Sábado a la noche.
Entro corriendo a un restorán y pido fideos,
como deprisa y concentrado, sin atender
al gato que maúlla sin parar desde el piso.
Sólo dos personas en el local: el dueño y yo.
Apoyado contra el mostrador sonríe hacia el matamoscas,
sin ningún interés por mi impaciencia,
aprobando al parecer la insipidez de la tarde.
Mientras él busca seriamente el cambio,
yo siento que tener algo que hacer es de verdad importante.
Así que salgo a la calle, compro el diario
y me subo al primer colectivo que llega.
El aire acá arriba está demasiado frío
y me hace temblar, me repliego en el asiento.
Por todas partes hay plástico y astillas,
y un extraño olor a pintura. Pocas personas, lluvia,
¿quién quiere salir, si no es para volver a casa,
o movido por un impulso traicionero?
¿Quién quiere gastar cuatro boletos y atravesar
cabeceando, medio dormido, la avenida Nanjing?
Una hora después al despertarme
me apuro a bajar. “Qué suerte de mierda”,
exclama uno al que se le pasó la parada
mientras limpiaba sus anteojos. Me doy vuelta:
el colectivo oscilando avanza en la oscuridad
hecha de un cielo nocturno lluvioso y luces de neón.
Conozco al muchacho en la entrada del banco,
es la persona que vengo a ver; bajito, sin cuello,
se llama a sí mismo ladrón; por supuesto,
ya ha hecho lo imposible para demacrar su apariencia.
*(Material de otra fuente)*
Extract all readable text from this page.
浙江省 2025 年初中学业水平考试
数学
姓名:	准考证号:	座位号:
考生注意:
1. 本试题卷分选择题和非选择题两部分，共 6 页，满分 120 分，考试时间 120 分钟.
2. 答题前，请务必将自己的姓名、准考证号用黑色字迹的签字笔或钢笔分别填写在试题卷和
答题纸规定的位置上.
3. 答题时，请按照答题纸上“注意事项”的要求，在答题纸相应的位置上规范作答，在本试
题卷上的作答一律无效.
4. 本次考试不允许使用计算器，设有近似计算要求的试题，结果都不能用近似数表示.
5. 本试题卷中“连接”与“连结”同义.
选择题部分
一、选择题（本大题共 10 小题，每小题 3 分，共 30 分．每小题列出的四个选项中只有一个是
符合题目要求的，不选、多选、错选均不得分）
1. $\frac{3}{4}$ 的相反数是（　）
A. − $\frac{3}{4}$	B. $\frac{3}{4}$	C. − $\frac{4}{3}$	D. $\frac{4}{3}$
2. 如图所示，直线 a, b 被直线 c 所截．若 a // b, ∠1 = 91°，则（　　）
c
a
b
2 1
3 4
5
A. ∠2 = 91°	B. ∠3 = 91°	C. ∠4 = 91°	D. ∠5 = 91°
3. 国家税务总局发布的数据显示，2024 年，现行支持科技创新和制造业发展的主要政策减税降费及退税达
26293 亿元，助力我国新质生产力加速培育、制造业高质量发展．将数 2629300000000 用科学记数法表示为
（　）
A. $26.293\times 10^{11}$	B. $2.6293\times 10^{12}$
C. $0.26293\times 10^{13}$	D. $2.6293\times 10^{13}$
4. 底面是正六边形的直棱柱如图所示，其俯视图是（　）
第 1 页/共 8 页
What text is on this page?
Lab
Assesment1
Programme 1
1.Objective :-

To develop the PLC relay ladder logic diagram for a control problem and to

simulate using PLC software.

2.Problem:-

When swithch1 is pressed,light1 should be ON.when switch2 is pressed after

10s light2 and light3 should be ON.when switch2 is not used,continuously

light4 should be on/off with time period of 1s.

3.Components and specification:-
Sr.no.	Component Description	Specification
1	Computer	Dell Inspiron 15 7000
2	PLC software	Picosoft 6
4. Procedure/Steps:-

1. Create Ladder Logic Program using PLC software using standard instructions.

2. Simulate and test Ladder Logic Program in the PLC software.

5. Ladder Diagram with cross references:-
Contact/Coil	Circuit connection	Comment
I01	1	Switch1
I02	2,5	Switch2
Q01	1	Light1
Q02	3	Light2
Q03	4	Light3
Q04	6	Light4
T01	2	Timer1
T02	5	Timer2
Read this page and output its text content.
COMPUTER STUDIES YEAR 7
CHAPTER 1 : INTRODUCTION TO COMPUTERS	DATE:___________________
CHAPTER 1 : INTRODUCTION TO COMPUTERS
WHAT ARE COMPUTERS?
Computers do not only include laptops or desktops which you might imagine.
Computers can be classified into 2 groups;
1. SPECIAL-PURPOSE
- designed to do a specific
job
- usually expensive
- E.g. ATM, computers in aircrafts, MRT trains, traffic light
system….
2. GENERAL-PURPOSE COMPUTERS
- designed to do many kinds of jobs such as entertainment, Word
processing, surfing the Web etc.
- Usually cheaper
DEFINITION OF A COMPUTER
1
Hablamos un rato afuera de pie
antes de entrar al bar. Sentados junto la ventana
pedimos bebidas frías y empezamos a tratar
de algunos conocidos, de su dolor
yendo y viniendo por las universidades,
acostumbrados a un cinismo cómodo
y a burlarse de sus propios órganos. Llevados a eso,
y a toda forma de aburrimiento planeado.
Después, mira hacia la calle por la ventana,
comparando calles y ciudades en su cabeza.
Como al pasar menciona el funeral de su madre:
muchos parientes, petardos y niños desconocidos,
pero muy poco tiempo concreto pasado
alrededor del cuerpo, intercambiando dolor.
Piensa que su muerte dio término a una discusión.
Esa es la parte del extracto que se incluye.